Second - less naive:
Using method of Lagrange multiplicators for bounded extrema, we could plug in the C₁ and C₂ (of course using the distance formula instead of d₁ and d₂). Then the boundary would be M₁={(x,y) in R² | x² + y² = 4} for the Hospital and M₂={(x,y) in R² | (x less or equal |5|) and (y less or equal |3|)} for the ZOO. Then taking derivatives and solving should be quite straightforward.

But how do I transform the set M₂ as it is currently written into something workable?
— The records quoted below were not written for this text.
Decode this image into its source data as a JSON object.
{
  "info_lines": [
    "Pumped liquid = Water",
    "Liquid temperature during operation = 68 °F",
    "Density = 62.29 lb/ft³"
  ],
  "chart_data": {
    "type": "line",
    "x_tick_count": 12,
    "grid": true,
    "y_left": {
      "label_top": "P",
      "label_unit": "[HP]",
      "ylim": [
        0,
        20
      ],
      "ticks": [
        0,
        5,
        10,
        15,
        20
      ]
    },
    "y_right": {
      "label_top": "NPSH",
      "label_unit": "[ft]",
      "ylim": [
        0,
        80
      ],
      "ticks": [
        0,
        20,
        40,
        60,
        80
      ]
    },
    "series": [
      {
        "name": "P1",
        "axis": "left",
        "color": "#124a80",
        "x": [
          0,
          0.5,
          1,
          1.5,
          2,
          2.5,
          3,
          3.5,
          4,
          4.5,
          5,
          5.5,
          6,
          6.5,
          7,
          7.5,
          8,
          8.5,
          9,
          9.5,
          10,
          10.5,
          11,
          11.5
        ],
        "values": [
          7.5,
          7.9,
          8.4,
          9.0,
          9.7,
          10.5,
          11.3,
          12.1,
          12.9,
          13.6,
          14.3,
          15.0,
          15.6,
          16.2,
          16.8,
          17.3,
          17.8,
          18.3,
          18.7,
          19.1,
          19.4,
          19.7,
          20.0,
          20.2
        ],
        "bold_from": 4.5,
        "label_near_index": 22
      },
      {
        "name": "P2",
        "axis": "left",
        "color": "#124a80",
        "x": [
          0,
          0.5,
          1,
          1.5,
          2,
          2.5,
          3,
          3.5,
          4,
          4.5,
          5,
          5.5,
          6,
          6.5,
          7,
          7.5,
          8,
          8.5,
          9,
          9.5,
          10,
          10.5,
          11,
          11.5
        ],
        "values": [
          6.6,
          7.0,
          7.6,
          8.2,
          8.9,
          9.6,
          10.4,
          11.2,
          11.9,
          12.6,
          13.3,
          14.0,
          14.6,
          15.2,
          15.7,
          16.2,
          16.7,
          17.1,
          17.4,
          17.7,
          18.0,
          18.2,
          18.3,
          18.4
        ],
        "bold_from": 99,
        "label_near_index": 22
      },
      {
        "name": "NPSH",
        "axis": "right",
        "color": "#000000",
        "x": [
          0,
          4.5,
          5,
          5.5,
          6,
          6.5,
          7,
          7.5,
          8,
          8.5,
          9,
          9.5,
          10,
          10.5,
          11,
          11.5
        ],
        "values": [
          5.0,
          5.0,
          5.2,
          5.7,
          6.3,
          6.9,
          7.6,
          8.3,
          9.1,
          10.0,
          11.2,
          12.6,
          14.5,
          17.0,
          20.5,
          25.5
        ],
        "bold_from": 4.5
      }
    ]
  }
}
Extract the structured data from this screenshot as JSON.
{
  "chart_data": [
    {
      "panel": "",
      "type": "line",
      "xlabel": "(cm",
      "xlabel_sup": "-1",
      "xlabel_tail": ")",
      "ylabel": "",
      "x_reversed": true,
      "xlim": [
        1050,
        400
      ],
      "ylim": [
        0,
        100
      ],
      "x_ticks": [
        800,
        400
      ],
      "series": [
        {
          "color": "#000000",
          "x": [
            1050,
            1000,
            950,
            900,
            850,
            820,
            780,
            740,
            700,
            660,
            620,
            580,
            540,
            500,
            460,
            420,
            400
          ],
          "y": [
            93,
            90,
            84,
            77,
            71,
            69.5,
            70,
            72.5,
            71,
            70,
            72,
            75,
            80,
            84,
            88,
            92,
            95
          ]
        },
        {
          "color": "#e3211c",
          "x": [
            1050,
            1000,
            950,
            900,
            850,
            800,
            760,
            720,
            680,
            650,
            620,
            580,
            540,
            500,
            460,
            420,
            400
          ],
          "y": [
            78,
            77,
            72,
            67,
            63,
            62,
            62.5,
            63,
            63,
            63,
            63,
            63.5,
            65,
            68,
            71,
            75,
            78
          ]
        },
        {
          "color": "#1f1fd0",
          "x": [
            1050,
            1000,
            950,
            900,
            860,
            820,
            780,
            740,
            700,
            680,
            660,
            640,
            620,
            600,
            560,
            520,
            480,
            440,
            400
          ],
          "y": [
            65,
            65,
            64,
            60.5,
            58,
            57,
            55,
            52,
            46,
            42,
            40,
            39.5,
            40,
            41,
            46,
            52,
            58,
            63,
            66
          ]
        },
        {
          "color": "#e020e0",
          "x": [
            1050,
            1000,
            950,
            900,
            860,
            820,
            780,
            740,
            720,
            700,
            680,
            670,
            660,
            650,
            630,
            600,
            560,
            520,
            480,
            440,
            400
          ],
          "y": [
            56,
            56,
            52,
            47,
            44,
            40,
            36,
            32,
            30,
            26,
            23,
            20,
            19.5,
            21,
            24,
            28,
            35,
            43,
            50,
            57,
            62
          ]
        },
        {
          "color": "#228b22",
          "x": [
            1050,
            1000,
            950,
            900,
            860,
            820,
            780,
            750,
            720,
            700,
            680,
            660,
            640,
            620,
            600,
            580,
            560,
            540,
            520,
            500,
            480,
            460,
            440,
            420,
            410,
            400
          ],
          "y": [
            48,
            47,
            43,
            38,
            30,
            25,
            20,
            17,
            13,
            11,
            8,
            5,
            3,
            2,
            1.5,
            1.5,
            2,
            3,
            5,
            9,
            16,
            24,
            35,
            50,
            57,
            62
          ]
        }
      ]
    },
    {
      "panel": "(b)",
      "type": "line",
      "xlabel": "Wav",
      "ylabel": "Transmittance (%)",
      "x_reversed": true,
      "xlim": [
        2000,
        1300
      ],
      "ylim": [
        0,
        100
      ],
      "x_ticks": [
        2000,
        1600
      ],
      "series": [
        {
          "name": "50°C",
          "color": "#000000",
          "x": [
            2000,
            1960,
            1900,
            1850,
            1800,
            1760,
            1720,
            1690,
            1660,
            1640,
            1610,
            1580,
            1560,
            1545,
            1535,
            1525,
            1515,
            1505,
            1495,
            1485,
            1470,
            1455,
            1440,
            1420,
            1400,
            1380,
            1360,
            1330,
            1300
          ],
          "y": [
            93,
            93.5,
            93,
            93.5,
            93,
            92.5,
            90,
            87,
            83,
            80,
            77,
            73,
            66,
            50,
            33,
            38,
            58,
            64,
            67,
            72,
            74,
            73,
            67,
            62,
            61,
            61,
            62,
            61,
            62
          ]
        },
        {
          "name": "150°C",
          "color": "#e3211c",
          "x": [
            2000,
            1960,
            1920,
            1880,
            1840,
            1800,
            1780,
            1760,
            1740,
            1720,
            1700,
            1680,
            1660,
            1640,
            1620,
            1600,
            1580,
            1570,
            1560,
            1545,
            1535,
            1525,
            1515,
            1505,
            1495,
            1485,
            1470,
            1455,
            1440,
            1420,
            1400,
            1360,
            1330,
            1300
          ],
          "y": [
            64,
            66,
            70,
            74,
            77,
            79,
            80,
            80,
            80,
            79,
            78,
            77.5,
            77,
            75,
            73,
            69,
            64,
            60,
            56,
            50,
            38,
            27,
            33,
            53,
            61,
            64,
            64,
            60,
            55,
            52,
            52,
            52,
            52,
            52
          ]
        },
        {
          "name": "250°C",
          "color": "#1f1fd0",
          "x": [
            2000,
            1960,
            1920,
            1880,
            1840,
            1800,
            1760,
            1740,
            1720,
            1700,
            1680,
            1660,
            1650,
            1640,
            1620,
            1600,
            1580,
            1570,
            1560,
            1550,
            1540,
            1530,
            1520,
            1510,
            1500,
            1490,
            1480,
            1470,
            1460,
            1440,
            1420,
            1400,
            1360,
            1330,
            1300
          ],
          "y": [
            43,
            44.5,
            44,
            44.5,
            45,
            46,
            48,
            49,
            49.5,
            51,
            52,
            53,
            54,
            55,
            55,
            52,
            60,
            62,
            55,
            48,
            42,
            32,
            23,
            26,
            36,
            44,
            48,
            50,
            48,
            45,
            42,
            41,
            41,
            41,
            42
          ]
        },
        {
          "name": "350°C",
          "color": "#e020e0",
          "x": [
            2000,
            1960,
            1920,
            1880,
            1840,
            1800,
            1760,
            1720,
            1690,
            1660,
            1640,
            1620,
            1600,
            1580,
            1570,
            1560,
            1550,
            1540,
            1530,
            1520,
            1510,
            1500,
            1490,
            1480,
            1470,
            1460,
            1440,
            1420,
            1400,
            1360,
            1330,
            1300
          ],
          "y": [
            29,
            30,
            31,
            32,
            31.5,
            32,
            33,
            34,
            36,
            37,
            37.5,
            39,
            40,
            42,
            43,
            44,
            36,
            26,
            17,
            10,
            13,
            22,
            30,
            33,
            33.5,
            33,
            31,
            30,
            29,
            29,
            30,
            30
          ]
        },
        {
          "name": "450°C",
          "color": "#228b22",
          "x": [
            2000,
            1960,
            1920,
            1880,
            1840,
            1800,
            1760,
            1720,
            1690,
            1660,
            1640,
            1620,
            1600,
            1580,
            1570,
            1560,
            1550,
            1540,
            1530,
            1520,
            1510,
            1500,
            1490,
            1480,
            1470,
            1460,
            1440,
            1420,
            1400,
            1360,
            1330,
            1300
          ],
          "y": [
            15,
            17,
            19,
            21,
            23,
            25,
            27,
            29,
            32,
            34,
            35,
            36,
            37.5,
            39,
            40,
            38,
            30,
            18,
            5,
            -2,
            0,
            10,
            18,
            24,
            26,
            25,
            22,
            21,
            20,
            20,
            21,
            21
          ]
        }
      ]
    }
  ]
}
Namely I would like an equation in form ax + by + c = 0 or something like that, which could be easily plugged in as the boundary condition. But I don't know how to get it - the only idea for getting rid of the absolute values is to square them, and since we are only interested in the points lying on the rectangle, we could get rid of the inequalities. So now we have 2 boundary conditions x² - 25 = 0 and y² - 9 = 0. That should be okay with the Lagrange multiplicators method.

This is where I was wrong in the case of ZOO. The set M₂ as I defined it is actually just the 4 vertices on the city borders, which doesn't help me a lot. When I discovered that, I thought that taking just one of the conditions at a time would help me, but I didn't get a reasonable answer (for a minimum), because there is no minimum, the curve just keeps going down to negative infinity as there is no boundary.

However, what would I do in the case that the entire area within the city borders would be of interest? How would I define my boundary conditions?

It turned out that the method of Lagrange multipliers is not fit to deal with inequalities and the way to go is as follows (thanks to Christian Blatter: http://math.stackexchange.com/a/49815):

Solving Lagrange multipliers for the edges one condition at a time as I mentioned before is the first step. We get points of interest on the edges E_i, add the vertices V_i and, if we are interested in the area within borders, solve grad C(x,y)=0 and add all those points A_i. From this set L={A_i,E_i,V_i}, we take either minimum or maximum, depending on what we are interested in.